The 60 million votes he won in November — the largest number ever for a U.S. president — don't appear to have been translated into an active support base. That is, a majority of Americans seem to like and admire Bush, but are not prepared to endorse his program. A poll conducted on the eve of the inauguration showed that almost two-thirds of Americans believe Bush is "strong, intelligent and likeable." But majorities also oppose each of his policies, from Iraq to the economy to Social Security reform.

Part of this paradox may be due to the administration's failure to communicate with the media and the public at large.

There is little doubt that the U.S. media overwhelmingly dislike Bush and, in some cases, are determined to wreck his presidency. Ronald Reagan countered similar woes by engaging the media and, beyond them, the public at large. Bush has kept the media at arm's-length. For example, he has abandoned the tradition of monthly presidential press conferences in favor of quarterly ones, and given perhaps a fifth as many interviews as Bill Clinton did in his first term.

Yet consider another paradox: Though Clinton held the presidency for eight years, at no point did he represent the real mood of the Americans. He won his first term with 43 percent of the vote, his second with just 49 percent. (Ross Perot's candidacies kept the GOP's showing even lower.) And Clinton's first two years, the Republicans controlled both the Senate and the House of Representatives.

Bush, meanwhile, enters his second term with his own party in control of Congress. The GOP also hold a majority of governors and state legislatures.

In other words, the president is the product of the current American mood, rather than its initiator.
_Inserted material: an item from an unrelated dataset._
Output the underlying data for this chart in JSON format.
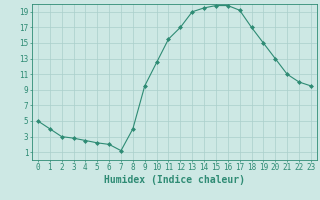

His task is to translate that mood into policies that the majority that voted for him can support without any qualms.

The president has received an avalanche of advice, mostly from his opponents. One idea is that, once there is a new elected government in Baghdad, Bush should declare victory and withdraw from Iraq. Another suggestion is that he should abandon his domestic reform plans, leaving his successors to defuse the ticking Social Security bomb. At the other extreme, others urge Bush to embark on adventures that cannot generate the level of public support needed to succeed in a democracy.

The president should ignore such advice. Bush is the only American president in a long time (perhaps since Harry Truman) who, by accident or design, has understood the wonders that a judicious use of American power can achieve.

People often compare George W with Reagan. But Reagan was, in a sense, swimming against the tide of American opinion. He had to fight for democracy in a dozen countries — from South Korea to Nicaragua — through covert operations and in the teeth of opposition from Congress and media.

In the '80s, Congress preferred the murderous Sandinista to pro-American politicians in Nicaragua or anywhere else. Yet those who had supported the Sandinistas tried to mobilize a similar level of public support for the Taliban in Afghanistan (in 2001) and for Saddam Hussein in Iraq (in 2003) — and failed, because the American majority has learned to recognize friend from foe.

Bush has the historic advantage of being in sync with his people. He should stick to his message of freedom as the surest guarantor of America's national security. He should also communicate that message more forcefully. Rather than trying to sit on his laurels he should come up with a new agenda of radical reforms based on a judicious use of America's powers both at home and abroad. His slogan should be: "The best is yet to come."

Amir Taheri is an Iranian author of 10 books on the Middle East and Islam and a member of Benador Associates.